Comme à son habitude, Raphaël avait rejoint la forêt dès la fin des cours. Il n’aimait pas beaucoup être enfermé. Les quatre murs de la classe lui rappelaient tellement les murs du château des Del Roso que c’était toujours avec soulagement qu’il regagnait l’extérieur.
Son calepin sous le bras et son crayon derrière l’oreille, il se dirigeait vers la forêt. De tout le parc, c’était là qu’il préférait être. Le vent qui soufflait dans les branchages et la douce pâleur des feuilles lui servaient de muses pour ses dessins et son impression de liberté y était pleine.
Hélas, ce n’était qu’une impression et il le savait. Il était prisonnier de cette école autant qu’il l‘avait été du château. Aussi les moments où il pouvait délaisser son stylo pour s’emparer de son crayon étaient pour lui un réel bonheur.
Ses pas s’enfonçaient dans la neige, faisant craquer le givre qui s’était formé à sa surface. Autour de lui, les grands arbres dénudés offraient leurs troncs d’ébènes à la morsure du vent. Raphaël grelottait un peu sous son manteau mais il aurait préféré avoir une trentaine de jours de devoirs non-stop plutôt que de ne pas s’exercer à son art préféré. Et puis, de toute façon, une fois qu’il était concentré, il ne le sentait plus, le froid.
L’adolescent choisit une petite clairière et se cacha derrière un buisson. De là, il pourrait observer certains animaux sans leur faire peur. Avant de saisir son crayon, il vérifia une dernière fois qu’il était bien à la fois face à la clairière et au vent. De cette manière, aucun animal passant par celle-ci ne pouvait détecter son odeur.

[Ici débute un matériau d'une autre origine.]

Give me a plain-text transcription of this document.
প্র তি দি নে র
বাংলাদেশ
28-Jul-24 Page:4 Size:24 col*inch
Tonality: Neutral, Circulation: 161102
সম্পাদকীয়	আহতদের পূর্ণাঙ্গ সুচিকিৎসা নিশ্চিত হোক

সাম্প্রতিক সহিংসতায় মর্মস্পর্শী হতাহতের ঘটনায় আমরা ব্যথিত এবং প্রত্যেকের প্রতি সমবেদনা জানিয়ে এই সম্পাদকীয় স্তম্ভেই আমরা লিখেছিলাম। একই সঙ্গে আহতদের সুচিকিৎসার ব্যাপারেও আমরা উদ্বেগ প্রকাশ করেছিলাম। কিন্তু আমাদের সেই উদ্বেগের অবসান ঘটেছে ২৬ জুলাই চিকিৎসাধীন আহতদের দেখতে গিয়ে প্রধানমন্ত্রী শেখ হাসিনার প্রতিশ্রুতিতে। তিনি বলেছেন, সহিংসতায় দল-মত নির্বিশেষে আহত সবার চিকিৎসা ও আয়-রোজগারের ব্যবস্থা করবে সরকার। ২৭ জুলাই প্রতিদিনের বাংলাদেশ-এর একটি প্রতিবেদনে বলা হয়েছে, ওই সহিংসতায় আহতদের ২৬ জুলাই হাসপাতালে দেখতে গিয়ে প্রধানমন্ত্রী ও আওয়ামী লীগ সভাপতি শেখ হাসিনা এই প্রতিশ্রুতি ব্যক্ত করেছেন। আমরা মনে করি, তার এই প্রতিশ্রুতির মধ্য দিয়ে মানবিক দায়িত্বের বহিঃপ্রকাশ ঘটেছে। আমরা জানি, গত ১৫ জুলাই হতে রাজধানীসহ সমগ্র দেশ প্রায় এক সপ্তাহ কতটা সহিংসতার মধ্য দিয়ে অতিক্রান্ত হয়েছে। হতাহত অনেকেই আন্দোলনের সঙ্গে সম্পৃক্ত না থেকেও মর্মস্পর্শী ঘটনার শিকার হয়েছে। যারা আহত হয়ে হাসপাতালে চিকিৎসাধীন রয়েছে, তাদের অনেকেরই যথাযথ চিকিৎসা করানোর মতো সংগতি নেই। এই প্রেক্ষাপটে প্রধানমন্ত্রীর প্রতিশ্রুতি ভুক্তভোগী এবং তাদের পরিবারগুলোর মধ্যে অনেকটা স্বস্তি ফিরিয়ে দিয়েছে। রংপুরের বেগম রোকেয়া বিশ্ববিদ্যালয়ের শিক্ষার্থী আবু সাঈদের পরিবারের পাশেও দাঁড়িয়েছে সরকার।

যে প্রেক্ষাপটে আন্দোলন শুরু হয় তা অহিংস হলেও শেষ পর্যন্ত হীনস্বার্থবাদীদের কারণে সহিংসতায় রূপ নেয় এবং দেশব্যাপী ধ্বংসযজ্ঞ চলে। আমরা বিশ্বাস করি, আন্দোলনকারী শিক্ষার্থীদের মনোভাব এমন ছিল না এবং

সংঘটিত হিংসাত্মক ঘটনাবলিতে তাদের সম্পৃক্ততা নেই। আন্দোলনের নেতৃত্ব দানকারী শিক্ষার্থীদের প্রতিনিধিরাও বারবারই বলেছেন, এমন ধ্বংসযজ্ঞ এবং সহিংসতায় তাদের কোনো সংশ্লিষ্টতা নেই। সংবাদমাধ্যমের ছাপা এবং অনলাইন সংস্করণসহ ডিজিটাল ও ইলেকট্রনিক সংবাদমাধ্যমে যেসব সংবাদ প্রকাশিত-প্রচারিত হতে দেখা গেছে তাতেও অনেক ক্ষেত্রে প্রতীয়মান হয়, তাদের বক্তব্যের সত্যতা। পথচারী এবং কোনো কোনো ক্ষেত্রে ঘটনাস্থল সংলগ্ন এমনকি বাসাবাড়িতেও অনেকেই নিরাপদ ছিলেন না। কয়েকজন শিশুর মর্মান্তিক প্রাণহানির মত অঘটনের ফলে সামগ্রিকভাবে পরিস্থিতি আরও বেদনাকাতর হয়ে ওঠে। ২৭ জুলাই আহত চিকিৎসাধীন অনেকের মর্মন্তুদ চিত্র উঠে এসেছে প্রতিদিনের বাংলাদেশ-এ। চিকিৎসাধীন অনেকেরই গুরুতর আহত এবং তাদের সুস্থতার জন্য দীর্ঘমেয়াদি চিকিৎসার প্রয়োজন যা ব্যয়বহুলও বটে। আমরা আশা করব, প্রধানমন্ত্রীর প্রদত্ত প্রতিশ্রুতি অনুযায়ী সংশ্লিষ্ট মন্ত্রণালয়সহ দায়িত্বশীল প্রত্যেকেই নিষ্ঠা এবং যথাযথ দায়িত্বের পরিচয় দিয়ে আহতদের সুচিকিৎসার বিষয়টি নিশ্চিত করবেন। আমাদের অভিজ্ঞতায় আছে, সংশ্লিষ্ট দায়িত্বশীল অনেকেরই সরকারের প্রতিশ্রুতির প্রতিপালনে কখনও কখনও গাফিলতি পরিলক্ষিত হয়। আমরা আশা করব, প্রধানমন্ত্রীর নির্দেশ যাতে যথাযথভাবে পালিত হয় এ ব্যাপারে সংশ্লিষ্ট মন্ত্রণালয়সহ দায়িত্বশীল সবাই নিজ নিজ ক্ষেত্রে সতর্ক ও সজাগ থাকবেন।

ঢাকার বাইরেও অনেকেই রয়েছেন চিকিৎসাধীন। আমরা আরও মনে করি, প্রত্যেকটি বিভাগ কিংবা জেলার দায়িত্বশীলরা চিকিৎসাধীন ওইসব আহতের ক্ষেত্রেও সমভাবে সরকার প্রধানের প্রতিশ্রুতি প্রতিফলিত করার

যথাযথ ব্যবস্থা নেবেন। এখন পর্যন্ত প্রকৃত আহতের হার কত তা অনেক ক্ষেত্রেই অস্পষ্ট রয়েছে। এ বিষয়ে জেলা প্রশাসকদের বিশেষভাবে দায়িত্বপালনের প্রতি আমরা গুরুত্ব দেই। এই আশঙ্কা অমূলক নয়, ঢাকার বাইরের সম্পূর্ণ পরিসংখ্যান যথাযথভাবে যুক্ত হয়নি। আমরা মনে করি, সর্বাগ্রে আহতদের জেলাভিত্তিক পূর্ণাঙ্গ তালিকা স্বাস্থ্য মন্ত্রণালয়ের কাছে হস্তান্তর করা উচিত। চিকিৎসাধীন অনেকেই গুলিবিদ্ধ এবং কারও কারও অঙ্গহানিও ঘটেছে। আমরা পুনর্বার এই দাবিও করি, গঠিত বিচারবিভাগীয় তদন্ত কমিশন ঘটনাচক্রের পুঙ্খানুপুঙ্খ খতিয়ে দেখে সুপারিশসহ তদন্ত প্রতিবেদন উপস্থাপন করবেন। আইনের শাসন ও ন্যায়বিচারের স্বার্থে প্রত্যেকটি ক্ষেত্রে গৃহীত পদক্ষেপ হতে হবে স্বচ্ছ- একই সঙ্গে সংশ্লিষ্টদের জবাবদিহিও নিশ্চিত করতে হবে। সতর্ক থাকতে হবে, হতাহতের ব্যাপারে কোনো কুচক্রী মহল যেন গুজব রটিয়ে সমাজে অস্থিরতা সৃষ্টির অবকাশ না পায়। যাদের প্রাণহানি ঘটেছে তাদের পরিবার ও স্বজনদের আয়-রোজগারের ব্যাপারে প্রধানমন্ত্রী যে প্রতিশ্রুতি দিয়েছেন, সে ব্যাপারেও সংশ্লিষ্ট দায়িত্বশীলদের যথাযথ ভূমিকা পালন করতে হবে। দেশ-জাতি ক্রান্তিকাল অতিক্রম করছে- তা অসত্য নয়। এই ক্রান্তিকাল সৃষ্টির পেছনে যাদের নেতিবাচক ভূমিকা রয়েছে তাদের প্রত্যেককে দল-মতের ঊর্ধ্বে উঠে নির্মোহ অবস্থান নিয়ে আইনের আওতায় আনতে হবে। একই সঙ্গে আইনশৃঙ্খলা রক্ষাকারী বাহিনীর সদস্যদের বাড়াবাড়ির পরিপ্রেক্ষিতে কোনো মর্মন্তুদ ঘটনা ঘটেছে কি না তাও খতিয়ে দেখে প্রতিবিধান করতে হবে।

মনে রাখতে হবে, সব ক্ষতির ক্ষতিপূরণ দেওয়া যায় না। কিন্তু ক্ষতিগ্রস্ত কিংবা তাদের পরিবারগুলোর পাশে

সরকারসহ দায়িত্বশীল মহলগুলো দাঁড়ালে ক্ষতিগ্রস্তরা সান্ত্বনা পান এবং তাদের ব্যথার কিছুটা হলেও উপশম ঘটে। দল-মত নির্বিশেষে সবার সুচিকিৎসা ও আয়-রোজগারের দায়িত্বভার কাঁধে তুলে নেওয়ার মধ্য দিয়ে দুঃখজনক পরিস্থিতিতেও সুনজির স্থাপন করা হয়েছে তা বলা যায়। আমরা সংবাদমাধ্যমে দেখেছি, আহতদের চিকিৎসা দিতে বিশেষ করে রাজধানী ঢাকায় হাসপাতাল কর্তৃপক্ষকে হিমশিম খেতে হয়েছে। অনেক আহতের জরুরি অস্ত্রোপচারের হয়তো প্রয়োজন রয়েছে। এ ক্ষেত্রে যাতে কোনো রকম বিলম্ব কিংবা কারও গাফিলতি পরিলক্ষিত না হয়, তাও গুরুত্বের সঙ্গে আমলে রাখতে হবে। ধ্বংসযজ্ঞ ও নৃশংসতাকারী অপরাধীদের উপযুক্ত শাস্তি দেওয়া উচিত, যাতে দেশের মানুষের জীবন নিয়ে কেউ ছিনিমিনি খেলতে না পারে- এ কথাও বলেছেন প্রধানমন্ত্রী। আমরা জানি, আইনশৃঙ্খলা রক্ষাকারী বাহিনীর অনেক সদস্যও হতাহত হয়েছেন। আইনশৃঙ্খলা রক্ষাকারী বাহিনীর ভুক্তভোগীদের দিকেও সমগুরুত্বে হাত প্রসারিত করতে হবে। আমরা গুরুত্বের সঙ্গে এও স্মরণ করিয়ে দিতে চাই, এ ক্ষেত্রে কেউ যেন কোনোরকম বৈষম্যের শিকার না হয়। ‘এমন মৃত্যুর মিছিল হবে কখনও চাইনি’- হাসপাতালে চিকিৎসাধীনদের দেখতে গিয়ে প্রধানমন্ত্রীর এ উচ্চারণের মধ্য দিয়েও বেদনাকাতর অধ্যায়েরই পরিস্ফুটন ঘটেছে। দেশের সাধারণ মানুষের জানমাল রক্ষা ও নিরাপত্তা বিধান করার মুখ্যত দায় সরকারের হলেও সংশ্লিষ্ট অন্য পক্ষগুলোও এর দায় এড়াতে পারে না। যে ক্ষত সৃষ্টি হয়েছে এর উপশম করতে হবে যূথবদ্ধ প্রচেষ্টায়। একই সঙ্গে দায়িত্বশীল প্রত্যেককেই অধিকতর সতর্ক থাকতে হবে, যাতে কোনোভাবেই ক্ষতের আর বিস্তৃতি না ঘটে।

Raphaël, après avoir finit ses derniers préparatifs, dégaina son outil de travail. Pendant environ une heure et demi il s’amusa à faire diverses croquis de la clairière, mais aussi d’un rouge gorge et d’un autre oiseau dont il ne connaissait pas le nom ainsi que d’une petite famille de lapins. Sur ses feuilles, son crayon glissait tel un danseur acrobatique pour former des traits gracieux. Et, petit à petit, comme par magie les traits s’organiser pour former des images. Ses dessins étaient toujours d’une extrême précision car il aimait le détail.
Et puis ils étaient apparus. Toute une bande de renards des neiges. Visiblement, ils faisaient la course quand ils déboulèrent dans la clairière. Raphaël saisit l’occasion, changea de feuille et entreprit de remplir la nouvelle de dizaine de petits canidés à grandes oreilles et longue queue.
Une dizaine de minutes plus tard, il n’en restait plus qu’un dans la clairière et le jeune homme avait déjà rempli trois feuilles de son calepin avec comme unique sujet les renards. D’ailleurs, celui qui se trouvait dans la clairière le regardait. Raphaël se demanda tout d’abord pourquoi il ne s’enfuyait pas à toutes pattes mais quand il l’examina mieux, il comprit. Ce regard bleu marine c’était celui de la gamine du toit.
*Encore elle ! Ma parole mais je la vois vraiment partout en ce moment !*
Plus en colère contre lui-même pour ne pas avoir reconnue la jeune élève plus tôt que pour autre chose, Raphaël referma brutalement son calepin ce qui eu pour effet de faire sursauter la petite renarde. Il se releva tout aussi brusquement et s’apprêta à partir.